Was den erfolgreichen Gastronom oft rettete, waren seine Seilschaften mit der Bild-Zeitung sowie seine Popularität bei den Fans. Er wusste die Kurve immer hinter sich. Zudem war und ist Neumann, der für alle nur der Charly ist und den kaum einer Karl-Heinz nennt, unglaublich herzlich und liebenswürdig. Seine liebenswerte Art sorgte oft dafür, dass man ihm nicht lange böse sein konnte. Selbst die Fehde mit Rudi Assauer, die ihm in den 80er Jahre kurzzeitig den Job auf Schalke gekostet hatte, verrauchte irgendwann.

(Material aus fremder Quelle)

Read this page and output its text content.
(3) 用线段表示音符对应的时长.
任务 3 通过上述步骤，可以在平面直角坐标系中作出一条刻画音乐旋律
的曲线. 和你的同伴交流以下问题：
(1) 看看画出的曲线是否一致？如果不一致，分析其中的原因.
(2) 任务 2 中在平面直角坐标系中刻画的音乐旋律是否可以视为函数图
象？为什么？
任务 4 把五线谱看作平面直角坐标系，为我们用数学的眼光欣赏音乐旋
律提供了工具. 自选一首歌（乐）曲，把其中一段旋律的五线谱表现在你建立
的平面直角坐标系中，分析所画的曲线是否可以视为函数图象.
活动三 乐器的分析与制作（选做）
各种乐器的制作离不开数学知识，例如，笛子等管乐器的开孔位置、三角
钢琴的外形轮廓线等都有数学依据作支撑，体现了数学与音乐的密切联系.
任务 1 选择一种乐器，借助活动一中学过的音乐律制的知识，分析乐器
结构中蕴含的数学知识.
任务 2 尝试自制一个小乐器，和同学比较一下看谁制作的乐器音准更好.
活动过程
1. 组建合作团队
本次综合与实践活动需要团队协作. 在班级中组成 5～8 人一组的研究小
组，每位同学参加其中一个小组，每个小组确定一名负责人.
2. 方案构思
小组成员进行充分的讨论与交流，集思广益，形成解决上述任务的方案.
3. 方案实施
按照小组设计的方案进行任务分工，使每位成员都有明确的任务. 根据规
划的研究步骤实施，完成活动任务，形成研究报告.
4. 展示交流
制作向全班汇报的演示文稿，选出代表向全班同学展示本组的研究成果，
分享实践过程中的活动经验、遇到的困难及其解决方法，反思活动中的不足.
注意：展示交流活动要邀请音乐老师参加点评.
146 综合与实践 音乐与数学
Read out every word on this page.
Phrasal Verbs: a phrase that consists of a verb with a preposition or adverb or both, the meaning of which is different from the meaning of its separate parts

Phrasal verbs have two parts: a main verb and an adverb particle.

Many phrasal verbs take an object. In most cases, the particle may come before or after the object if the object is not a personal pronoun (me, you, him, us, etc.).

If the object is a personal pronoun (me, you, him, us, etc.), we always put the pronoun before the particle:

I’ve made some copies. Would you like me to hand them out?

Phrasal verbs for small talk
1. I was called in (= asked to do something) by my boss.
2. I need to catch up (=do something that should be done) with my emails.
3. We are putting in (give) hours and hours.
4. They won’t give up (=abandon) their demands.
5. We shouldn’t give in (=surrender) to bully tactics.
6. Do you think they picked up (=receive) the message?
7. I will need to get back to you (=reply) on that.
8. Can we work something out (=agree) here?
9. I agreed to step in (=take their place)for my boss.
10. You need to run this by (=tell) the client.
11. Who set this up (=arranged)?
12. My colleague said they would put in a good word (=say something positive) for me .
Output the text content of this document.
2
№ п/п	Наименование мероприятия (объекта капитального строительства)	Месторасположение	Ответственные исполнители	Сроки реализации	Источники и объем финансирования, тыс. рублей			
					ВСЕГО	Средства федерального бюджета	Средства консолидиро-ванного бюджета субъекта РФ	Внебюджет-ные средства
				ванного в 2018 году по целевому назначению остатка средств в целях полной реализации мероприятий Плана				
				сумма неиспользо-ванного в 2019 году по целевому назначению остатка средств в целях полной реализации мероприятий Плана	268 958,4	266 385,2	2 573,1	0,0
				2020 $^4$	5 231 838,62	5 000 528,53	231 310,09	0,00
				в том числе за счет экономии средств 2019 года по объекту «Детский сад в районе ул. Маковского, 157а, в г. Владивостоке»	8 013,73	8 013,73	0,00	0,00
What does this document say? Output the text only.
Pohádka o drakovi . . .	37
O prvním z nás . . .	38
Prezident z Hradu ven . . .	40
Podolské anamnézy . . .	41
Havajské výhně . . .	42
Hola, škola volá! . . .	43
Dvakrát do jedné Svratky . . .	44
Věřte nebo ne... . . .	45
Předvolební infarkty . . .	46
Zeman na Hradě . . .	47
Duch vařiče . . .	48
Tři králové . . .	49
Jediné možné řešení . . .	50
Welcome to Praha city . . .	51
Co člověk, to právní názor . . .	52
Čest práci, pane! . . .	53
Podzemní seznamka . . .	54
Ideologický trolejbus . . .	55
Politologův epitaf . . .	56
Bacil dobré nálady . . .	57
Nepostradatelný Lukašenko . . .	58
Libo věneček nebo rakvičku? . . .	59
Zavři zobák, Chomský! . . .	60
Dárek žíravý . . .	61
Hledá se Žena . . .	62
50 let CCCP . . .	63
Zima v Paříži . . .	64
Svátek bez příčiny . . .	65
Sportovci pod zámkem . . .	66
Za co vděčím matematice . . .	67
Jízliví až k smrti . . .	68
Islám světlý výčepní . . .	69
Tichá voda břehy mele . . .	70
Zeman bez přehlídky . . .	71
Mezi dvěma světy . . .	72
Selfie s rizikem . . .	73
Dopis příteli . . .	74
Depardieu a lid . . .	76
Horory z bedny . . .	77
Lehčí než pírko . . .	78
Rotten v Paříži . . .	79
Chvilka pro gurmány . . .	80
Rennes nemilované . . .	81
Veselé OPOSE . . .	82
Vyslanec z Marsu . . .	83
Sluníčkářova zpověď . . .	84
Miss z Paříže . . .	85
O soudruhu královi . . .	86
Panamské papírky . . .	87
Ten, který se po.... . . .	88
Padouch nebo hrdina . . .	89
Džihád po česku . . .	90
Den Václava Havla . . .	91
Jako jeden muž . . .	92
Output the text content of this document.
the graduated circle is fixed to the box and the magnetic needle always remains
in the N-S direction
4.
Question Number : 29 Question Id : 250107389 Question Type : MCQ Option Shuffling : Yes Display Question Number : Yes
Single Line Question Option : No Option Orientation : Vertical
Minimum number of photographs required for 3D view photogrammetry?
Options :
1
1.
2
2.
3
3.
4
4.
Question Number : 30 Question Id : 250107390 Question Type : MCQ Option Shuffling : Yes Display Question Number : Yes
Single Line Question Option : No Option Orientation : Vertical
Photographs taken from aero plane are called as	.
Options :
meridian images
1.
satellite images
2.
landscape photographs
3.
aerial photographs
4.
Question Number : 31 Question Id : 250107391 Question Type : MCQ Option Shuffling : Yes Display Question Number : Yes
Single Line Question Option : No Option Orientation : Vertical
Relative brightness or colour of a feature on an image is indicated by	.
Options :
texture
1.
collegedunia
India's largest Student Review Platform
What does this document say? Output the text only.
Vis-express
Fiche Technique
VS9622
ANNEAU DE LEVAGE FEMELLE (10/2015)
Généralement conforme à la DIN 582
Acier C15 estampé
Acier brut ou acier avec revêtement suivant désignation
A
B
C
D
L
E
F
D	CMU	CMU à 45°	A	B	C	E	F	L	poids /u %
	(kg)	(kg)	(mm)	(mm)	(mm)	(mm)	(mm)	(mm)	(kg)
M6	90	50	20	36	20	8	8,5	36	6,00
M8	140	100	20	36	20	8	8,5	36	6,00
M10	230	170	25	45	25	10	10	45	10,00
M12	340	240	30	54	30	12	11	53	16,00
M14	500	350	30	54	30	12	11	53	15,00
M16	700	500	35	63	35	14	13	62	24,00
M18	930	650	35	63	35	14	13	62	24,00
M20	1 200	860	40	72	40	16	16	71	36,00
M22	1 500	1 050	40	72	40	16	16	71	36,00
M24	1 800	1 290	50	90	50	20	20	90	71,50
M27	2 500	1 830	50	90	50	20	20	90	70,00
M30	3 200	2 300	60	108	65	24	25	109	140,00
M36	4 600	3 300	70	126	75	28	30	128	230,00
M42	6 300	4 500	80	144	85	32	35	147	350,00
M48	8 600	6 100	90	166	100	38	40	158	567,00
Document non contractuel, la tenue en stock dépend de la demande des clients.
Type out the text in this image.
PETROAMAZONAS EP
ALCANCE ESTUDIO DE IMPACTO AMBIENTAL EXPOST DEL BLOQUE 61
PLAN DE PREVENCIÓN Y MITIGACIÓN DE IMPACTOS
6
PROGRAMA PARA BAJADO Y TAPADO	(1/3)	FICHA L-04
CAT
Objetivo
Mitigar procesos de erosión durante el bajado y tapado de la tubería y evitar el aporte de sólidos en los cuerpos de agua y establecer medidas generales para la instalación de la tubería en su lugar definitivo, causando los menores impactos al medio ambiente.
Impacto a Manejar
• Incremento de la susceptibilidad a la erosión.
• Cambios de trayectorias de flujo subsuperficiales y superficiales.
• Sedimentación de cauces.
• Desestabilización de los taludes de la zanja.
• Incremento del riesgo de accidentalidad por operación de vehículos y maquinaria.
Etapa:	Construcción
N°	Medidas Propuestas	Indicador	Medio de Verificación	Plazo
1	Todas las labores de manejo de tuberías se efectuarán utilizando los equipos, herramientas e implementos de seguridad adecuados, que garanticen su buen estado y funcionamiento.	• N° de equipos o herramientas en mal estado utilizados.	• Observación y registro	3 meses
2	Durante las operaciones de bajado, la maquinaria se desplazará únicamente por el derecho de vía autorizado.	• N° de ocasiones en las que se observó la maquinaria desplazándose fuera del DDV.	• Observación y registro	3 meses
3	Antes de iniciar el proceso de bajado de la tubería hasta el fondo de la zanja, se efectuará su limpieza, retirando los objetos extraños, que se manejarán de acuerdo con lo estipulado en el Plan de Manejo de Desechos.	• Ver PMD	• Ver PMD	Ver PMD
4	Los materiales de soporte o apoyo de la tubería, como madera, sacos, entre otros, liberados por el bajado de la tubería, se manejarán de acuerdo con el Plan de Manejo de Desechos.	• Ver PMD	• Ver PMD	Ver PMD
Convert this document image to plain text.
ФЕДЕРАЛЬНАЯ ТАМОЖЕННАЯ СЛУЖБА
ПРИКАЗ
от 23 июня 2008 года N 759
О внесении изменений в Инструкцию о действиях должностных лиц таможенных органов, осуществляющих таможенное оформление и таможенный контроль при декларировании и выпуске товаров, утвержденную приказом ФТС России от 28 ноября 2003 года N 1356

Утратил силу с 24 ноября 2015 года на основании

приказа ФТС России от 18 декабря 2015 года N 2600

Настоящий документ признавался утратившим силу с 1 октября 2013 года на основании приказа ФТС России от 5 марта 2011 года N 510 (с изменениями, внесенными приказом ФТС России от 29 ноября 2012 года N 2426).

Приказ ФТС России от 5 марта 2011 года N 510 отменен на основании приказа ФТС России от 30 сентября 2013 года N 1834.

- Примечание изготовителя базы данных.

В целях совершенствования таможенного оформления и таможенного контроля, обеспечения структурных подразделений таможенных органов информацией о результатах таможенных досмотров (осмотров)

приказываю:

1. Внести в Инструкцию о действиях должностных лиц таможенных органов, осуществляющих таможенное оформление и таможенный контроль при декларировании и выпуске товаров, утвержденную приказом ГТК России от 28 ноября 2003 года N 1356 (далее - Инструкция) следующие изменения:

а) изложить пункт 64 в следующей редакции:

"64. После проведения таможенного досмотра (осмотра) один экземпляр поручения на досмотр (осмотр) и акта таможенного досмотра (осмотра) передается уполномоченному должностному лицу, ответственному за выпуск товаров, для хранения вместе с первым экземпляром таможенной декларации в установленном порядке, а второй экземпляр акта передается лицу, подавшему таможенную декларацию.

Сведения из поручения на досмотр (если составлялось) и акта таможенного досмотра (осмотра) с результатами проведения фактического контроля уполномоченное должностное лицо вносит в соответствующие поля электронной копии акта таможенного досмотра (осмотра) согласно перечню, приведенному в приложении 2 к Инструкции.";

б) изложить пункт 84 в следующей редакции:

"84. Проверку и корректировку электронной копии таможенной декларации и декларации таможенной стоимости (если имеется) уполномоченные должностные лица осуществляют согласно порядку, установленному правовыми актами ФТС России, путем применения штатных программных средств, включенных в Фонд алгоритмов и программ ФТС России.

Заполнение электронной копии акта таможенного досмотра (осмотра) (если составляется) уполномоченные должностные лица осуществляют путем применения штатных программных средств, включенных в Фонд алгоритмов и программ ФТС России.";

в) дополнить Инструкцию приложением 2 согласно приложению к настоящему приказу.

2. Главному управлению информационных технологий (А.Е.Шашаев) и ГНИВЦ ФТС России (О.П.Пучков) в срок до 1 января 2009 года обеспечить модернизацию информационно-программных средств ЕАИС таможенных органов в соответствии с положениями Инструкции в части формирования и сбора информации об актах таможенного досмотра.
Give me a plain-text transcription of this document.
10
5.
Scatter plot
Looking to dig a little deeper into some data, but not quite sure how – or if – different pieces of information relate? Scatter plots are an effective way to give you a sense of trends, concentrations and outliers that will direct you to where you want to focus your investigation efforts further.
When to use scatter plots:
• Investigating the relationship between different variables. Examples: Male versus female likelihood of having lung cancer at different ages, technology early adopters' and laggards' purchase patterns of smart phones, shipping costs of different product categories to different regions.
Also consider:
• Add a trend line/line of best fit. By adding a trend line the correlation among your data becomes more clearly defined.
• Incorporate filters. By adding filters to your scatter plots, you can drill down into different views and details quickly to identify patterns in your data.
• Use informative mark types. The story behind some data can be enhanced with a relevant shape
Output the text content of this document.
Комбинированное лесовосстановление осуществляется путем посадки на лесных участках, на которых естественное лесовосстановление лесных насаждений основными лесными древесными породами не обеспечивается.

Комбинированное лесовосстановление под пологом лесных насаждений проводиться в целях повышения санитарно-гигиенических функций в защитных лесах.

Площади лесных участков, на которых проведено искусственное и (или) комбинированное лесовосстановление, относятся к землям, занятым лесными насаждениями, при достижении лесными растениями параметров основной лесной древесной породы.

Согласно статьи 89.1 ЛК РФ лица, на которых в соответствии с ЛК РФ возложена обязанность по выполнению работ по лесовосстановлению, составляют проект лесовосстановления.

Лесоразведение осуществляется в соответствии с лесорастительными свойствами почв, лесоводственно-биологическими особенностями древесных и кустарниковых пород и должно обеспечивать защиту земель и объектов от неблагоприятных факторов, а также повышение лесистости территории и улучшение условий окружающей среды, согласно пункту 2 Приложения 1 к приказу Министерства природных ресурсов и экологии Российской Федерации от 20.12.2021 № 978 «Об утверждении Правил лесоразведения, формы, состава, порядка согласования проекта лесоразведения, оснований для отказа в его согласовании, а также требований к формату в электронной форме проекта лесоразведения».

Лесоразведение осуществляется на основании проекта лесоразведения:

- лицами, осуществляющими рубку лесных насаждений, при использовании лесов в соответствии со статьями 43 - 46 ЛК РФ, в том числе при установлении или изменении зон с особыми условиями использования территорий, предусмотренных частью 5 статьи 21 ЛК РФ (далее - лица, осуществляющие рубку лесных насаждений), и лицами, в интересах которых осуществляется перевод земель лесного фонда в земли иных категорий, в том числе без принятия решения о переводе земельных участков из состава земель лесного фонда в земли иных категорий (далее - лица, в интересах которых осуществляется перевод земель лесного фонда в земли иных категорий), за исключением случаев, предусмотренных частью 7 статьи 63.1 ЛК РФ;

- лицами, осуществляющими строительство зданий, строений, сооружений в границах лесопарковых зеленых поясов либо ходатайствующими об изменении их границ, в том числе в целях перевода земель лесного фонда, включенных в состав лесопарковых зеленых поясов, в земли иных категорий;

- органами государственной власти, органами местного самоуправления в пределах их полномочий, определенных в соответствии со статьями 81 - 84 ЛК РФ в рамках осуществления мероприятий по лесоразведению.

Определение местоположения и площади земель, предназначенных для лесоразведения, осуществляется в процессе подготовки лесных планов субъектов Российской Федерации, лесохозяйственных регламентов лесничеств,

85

Anno 2004 ist Charly noch heute Liebling der Massen, Identifikationsfigur, Sympathieträger. Er verkörpert das "alte Schalke" auf eine angenehm nostalgische Art. Über die Missetaten, die es zweifellos gab, ist Gras gewachsen. Übrig geblieben ist ein Unikum, das niemand auf Schalke missen möchte.